George Boole (2 November 1815 – 8 December 1864) , the British mathematician whose work on logic laid many of the foundations for the digital revolution, has been honoured on the 200th anniversary of his birth with a special Google Doodle.
He was an English mathematician, educator, philosopher and logician. He worked in the fields of differential equations and algebraic logic, and is best known as the author of The Laws of Thought which contains Boolean algebra. Boolean logic is credited with laying the foundations for the information age.
George Boole was the son of a shopkeeper. This working class of people was not given a high level of education. He had common schooling and a commercial course. His father, who had studied some mathematics privately, tutored George in the subject.
George wanted to learn Latin and Greek so that he could advance in society. He was given some basic tutoring from the local bookseller, a friend of his father. George managed to learn Latin by himself. At the age of 12, he translated an ode of Horace into English. His father was proud and had his work printed in the local paper. Several critics denied a boy of his age could do such work, but they also pointed out his errors.
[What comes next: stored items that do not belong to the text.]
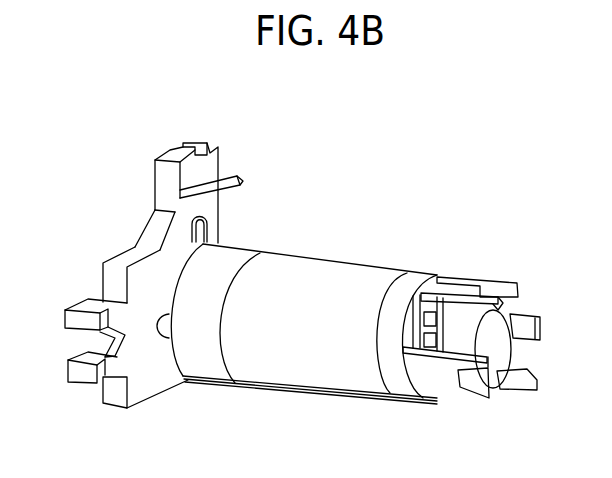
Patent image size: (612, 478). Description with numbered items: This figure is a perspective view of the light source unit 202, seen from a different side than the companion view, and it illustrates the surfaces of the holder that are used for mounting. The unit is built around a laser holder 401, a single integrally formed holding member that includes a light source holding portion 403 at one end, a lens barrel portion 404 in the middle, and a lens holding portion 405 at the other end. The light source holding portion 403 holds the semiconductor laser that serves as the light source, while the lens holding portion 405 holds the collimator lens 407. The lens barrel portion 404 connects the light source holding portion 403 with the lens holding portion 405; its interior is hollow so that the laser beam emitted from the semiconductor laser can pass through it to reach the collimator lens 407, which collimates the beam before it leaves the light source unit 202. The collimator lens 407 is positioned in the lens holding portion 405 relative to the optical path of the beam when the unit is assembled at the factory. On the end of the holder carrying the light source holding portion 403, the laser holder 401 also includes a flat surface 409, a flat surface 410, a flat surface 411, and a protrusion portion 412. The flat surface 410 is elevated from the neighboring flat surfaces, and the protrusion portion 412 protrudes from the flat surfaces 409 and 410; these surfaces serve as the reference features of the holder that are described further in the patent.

The light source unit 202 is at (450, 170).
The laser holder 401 is at (236, 386).
The light source holding portion 403 is at (103, 272).
The lens barrel portion 404 is at (370, 272).
The lens holding portion 405 is at (515, 305).
The collimator lens 407 is at (505, 352).
The flat surface 409 is at (218, 155).
The flat surface 410 is at (218, 214).
The flat surface 411 is at (190, 228).
The protrusion portion 412 is at (238, 179).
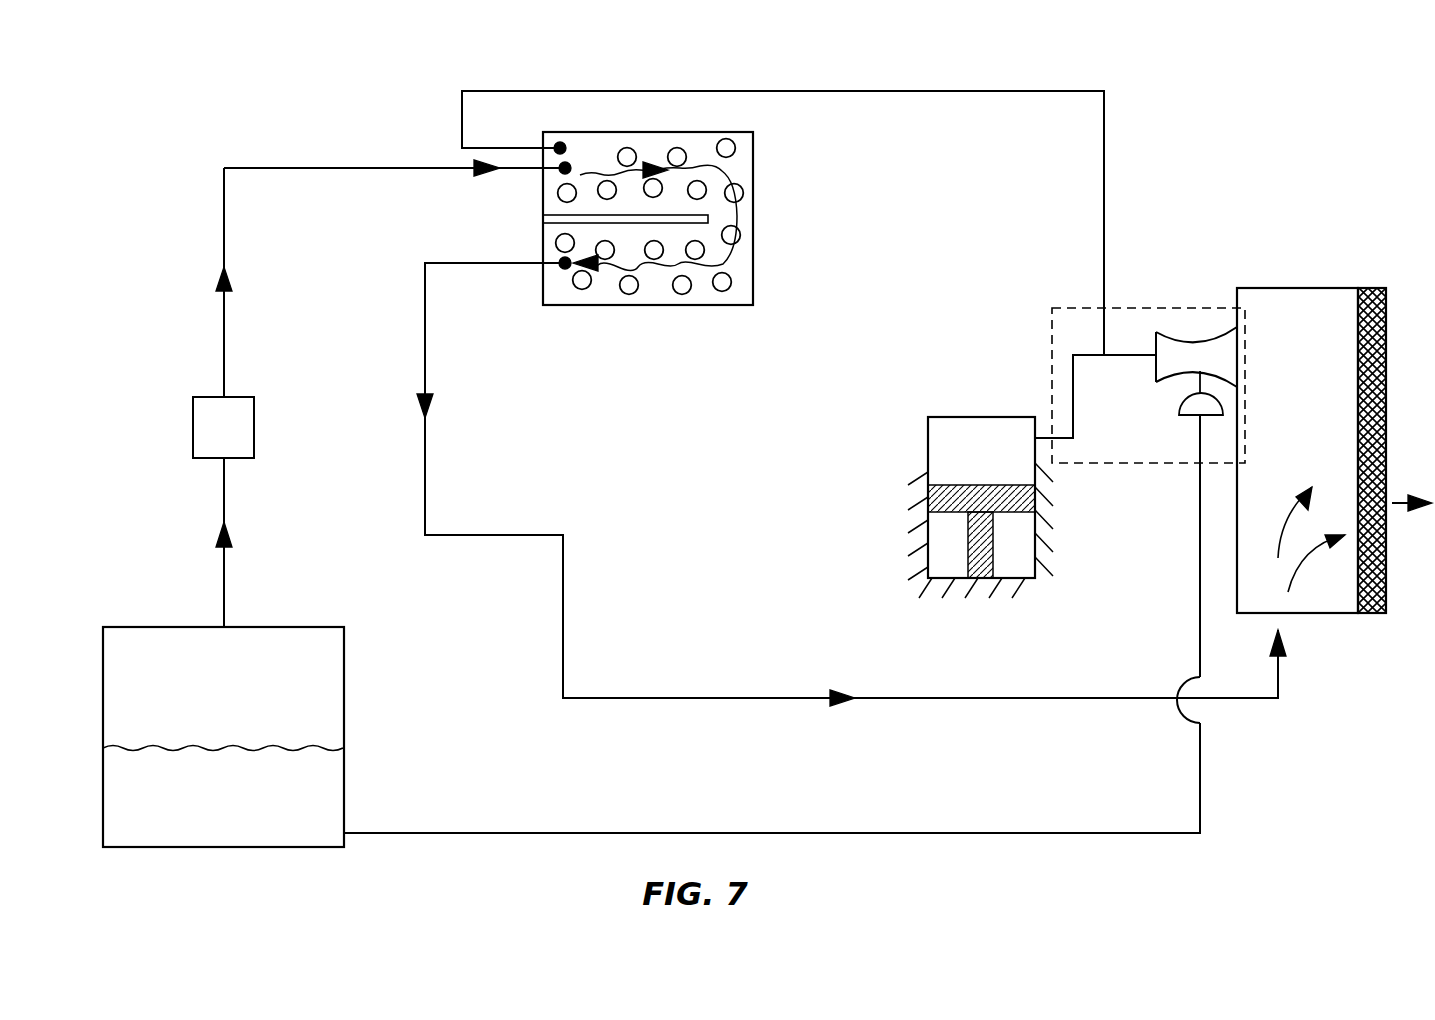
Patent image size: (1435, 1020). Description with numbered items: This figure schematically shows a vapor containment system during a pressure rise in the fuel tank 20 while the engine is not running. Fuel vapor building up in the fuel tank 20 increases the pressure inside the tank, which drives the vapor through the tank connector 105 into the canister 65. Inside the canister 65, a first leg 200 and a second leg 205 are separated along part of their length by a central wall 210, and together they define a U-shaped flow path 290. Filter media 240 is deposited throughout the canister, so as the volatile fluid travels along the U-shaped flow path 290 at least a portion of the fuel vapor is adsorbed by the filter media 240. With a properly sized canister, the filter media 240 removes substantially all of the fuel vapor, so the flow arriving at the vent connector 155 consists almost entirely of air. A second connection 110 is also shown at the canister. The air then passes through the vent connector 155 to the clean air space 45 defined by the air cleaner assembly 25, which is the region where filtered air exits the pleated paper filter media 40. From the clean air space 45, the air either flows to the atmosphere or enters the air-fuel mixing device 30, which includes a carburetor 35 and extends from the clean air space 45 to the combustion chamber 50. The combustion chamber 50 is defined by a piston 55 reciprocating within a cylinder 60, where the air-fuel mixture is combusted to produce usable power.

The fuel tank 20 is at (328, 703).
The air cleaner assembly 25 is at (1292, 288).
The air-fuel mixing device 30 is at (1083, 303).
The carburetor 35 is at (1158, 330).
The pleated paper filter media 40 is at (1385, 583).
The clean air space 45 is at (1283, 364).
The combustion chamber 50 is at (995, 417).
The piston 55 is at (928, 495).
The cylinder 60 is at (942, 567).
The canister 65 is at (757, 283).
The tank connector 105 is at (520, 172).
The return line 110 is at (505, 148).
The vent connector 155 is at (530, 267).
The first leg 200 is at (648, 143).
The second leg 205 is at (655, 297).
The central wall 210 is at (553, 225).
The filter media 240 is at (737, 193).
The U-shaped flow path 290 is at (697, 167).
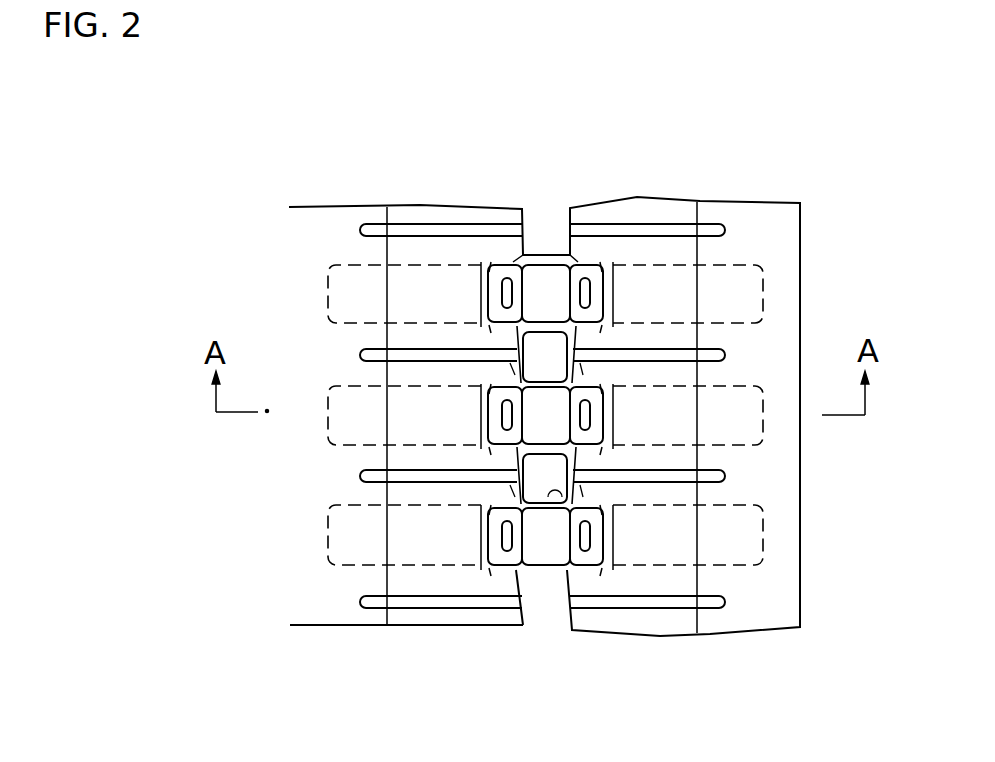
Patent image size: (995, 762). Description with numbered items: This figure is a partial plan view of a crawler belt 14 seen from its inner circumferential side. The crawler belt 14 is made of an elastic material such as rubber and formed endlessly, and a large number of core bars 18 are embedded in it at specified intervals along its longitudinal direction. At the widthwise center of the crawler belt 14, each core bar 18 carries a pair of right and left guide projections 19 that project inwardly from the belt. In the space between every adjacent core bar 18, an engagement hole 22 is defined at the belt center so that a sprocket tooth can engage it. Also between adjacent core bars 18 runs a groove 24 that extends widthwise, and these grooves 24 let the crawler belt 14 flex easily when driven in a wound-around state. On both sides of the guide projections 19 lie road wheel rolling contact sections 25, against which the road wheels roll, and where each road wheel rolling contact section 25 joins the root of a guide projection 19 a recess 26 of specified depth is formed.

The crawler belt 14 is at (803, 272).
The core bar 18 is at (683, 297).
The guide projection 19 is at (504, 291).
The engagement hole 22 is at (557, 492).
The groove 24 is at (403, 471).
The road wheel rolling contact section 25 is at (407, 580).
The recess 26 is at (483, 548).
George was humiliated.
George spent the next two years studying Latin and Greek. At the age of 16 he was ready to find a profession that would allow him to support his aging parents. Boole worked as an assistant teacher at two schools over the next four years. He was not satisfied with the low wages and looked for another profession. He could not afford the Army or the Law, and he didn't like the teacher's wages, so he focused on the Church.
After four years of preparation to be a clergyman, his parents persuaded him back to teaching. He did learn French, German and Italian while studying to become a clergyman, languages that would help him later in mathematics.
At age 20, George Boole opened his own school. He had to begin teaching mathematics to his pupils, which sparked his own interest in math. Dissatisfied with the textbooks, he began reading Laplace and Lagrange for ideas. Inspired by ideas in their work, he wrote his first mathematical paper on the calculus of variations. During this time, Boole also discovered invariants.
Boole began submitting his work to the Cambridge Mathematical Journal. The editor, Duncan Gregory liked his papers and published them in the journal. Gregory suggested that Boole study at Cambridge, but he could not quit teaching because he supported his parents financially.
Boole began studying algebra as Gregory suggested. His work was soon published and awarded. In August 1849, Boole was appointed as a professor of mathematics at Queens College, Cork. Within two years, he was named Dean of Science.
In 1854, Boole published An Investigation into the Laws of Thought, on Which are founded the Mathematical Theories of Logic and Probabilities. Boole suggested that logic and algebraic symbols were similar. By tying logic and algebra, Boole allowed algebra to be viewed as purely abstract. Today, computer programming is based upon Boolean algebra.
George Boole married Mary Everest (daughter of George Everest, for whom the mountain is named) in 1855. Boole encouraged his wife to study at the college. They had five daughters.
George Boole died on December 8, 1864, after several weeks of fighting a lung infection. George had walked to college in the rain, lectured, and returned home which prompted the sickness.
George Boole's contributions to mathematics have very modern applications: computer programming, electrical engineering, satellite pictures, telephone circuits and even Einstein's theory of relativity.His legacy was Boolean logic, a theory of mathematics in which all variables are either "true" or "false", or "on" or "off". The theory proceeded the digital age, with American Claude Shannon applying Boolean logic to build the electrical circuits in the 1930s that led to modern computers.